[AVTCORE] RTP circuit breakers practical experience feedback

Fri, 07 August 2015 14:29 UTC

Date: Fri, 07 Aug 2015 10:29:04 -0400
Simon Perreault <sperreault@jive.com>
We implemented draft-ietf-avtcore-rtp-circuit-breakers-10 and put it in
production here at Jive. It is exposed to all kinds of traffic:
intra-DC, inter-DC, SIP peer to SIP peer, and wild public Internet
traffic. I obviously can't discuss traffic volume. Here are some lessons

- The "media timeout" circuit breaker is unusable in practice because at
least one popular B2BUA implementation we routinely talk to (not going
to name names) lies in its RTCP reports. In one particular instance, it
sends RTCP with non-increasing maximum sequence numbers even though it
is receiving the media we send it. We have found no way to work around
this in general apart from fingerprinting the implementation of the
remote endpoint (which we are *not* considering, for obvious reasons).
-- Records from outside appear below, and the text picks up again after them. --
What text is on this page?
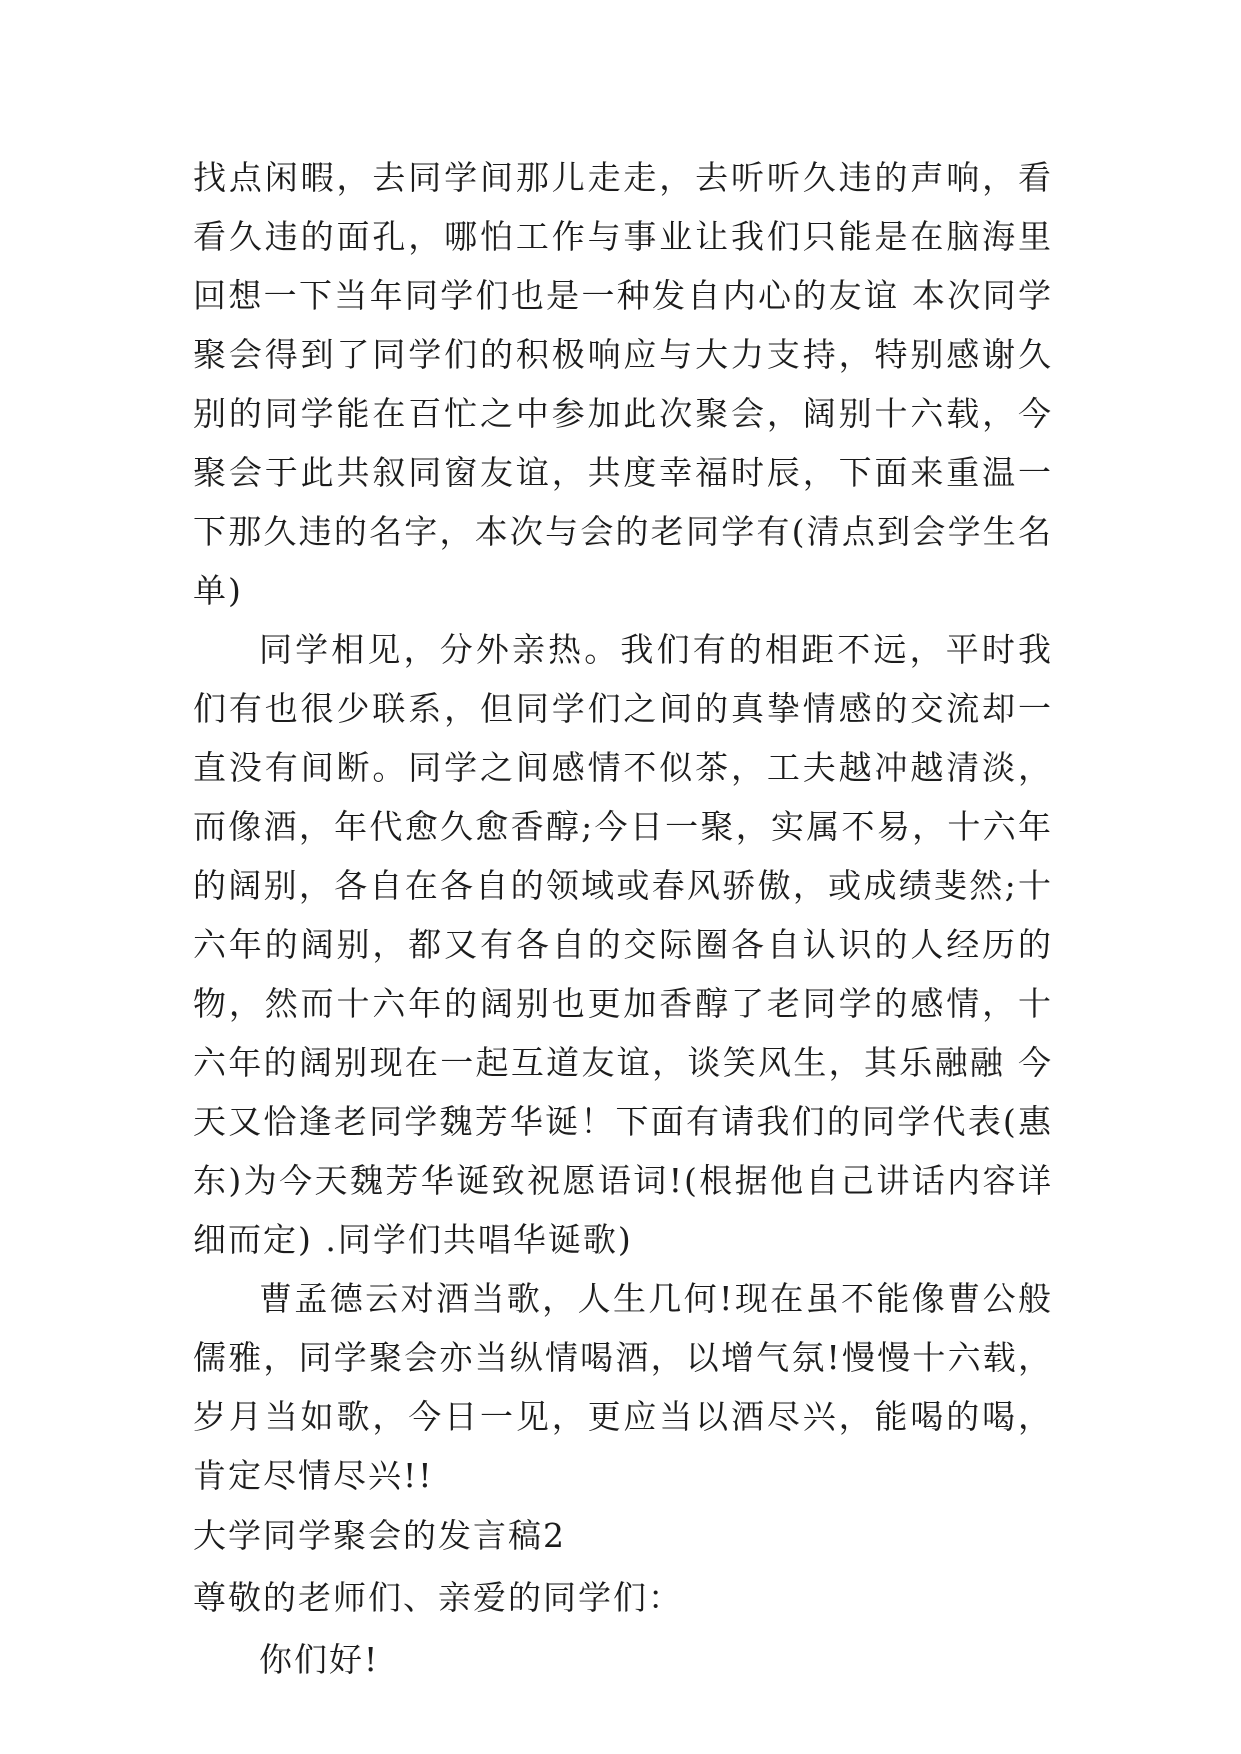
找点闲暇，去同学间那儿走走，去听听久违的声响，看看久违的面孔，哪怕工作与事业让我们只能是在脑海里回想一下当年同学们也是一种发自内心的友谊 本次同学聚会得到了同学们的积极响应与大力支持，特别感谢久别的同学能在百忙之中参加此次聚会，阔别十六载，今聚会于此共叙同窗友谊，共度幸福时辰，下面来重温一下那久违的名字，本次与会的老同学有(清点到会学生名单)

同学相见，分外亲热。我们有的相距不远，平时我们有也很少联系，但同学们之间的真挚情感的交流却一直没有间断。同学之间感情不似茶，工夫越冲越清淡，而像酒，年代愈久愈香醇;今日一聚，实属不易，十六年的阔别，各自在各自的领域或春风骄傲，或成绩斐然;十六年的阔别，都又有各自的交际圈各自认识的人经历的物，然而十六年的阔别也更加香醇了老同学的感情，十六年的阔别现在一起互道友谊，谈笑风生，其乐融融 今天又恰逢老同学魏芳华诞！下面有请我们的同学代表(惠东)为今天魏芳华诞致祝愿语词!(根据他自己讲话内容详细而定) .同学们共唱华诞歌)

曹孟德云对酒当歌，人生几何!现在虽不能像曹公般儒雅，同学聚会亦当纵情喝酒，以增气氛!慢慢十六载，岁月当如歌，今日一见，更应当以酒尽兴，能喝的喝，肯定尽情尽兴!!

大学同学聚会的发言稿2

尊敬的老师们、亲爱的同学们：

你们好!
- The "RTCP timeout" circuit breaker is unusable in practice because it
is common to stop receiving RTCP when an RTP relay we are sending to
changes its destination from an RTCP-sending receiver to a
non-RTCP-sending receiver. There is no indication at the signalling
level that this is happening because what happens beyond the RTP relay
is invisible to us. We have found no way to work around this in general.

- The "congestion" circuit breaker has never triggered. I don't really
know how to interpret this: am I supposed to rejoice or is the circuit
breaker simply useless in practice?

In addition, the text describing the algorithm leaves much to the
programmer's interpretation. I've discussed this with the authors and I
expect a revision with tighter text.

- We have not implemented the "media usability" circuit breaker as we
were unable to find a good practical criteria for usability. I'd be
surprised if anyone else did.